Trickster isn’t the only good side character, either. Frank Langella plays a Detective investigating the neighborhood murders. His role is a minimal one, but Langella is such an enjoyable face that he can fill any role beyond its writing. Edward Furlong is alright, no better or no worse than his T2 work.
The whole thing has a wonderful ’90s aura to it. The soundtrack is packed with great early rock. It isn’t often that you hear or see a virtual demon put Primus into a CD player. Oh, and the score is done by George S. Clinton, as if there was ever an alternative, so there is a non-stop hint of late night Showtime/Cinemax to activate boyhood nostalgia. I’m having a hard time finding things to complain about, actually. Because it is so fantasy (unlike some crap I’ve seen lately), the technology inconsistencies aren’t even bothersome. There are characters like Furglong’s girl next door who aren’t too interesting, but the rest of the script never lets the flag touch the ground. The effects are perfect in the same sense all ’90s effects work is perfect; which is to say the imperfections are precious.

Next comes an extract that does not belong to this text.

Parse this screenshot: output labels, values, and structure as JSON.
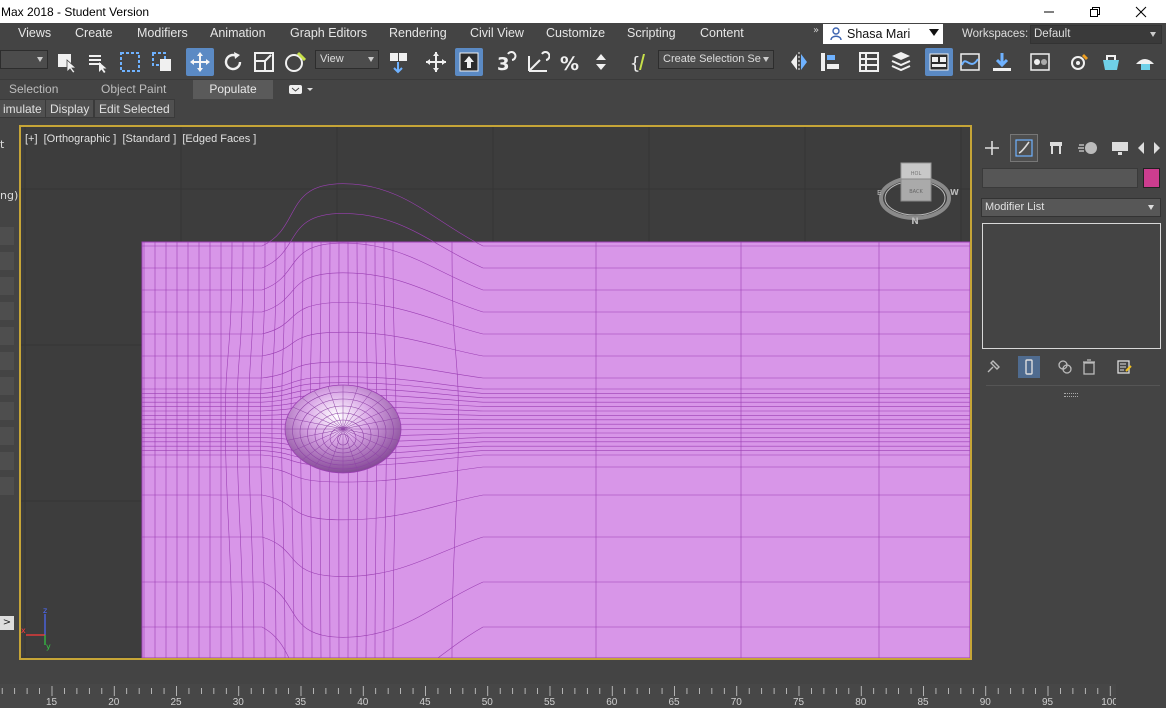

I’m glad a fake Andrew Kevin Walker issued a very real threat of death towards me should I further dally on reviewing BRAINSCAN. It isn’t exactly good enough to lose my life over, but flicks like this fit quite snug with me. Other people are probably well versed on John Flynn’s film, so recommending a 14 year old movie that was unknown seemingly only to me feels a touch redundant, but oh well. If you’ve seen it, find it and pop it in. I assure it is just as much fun as you remember. If you haven’t, remedy that.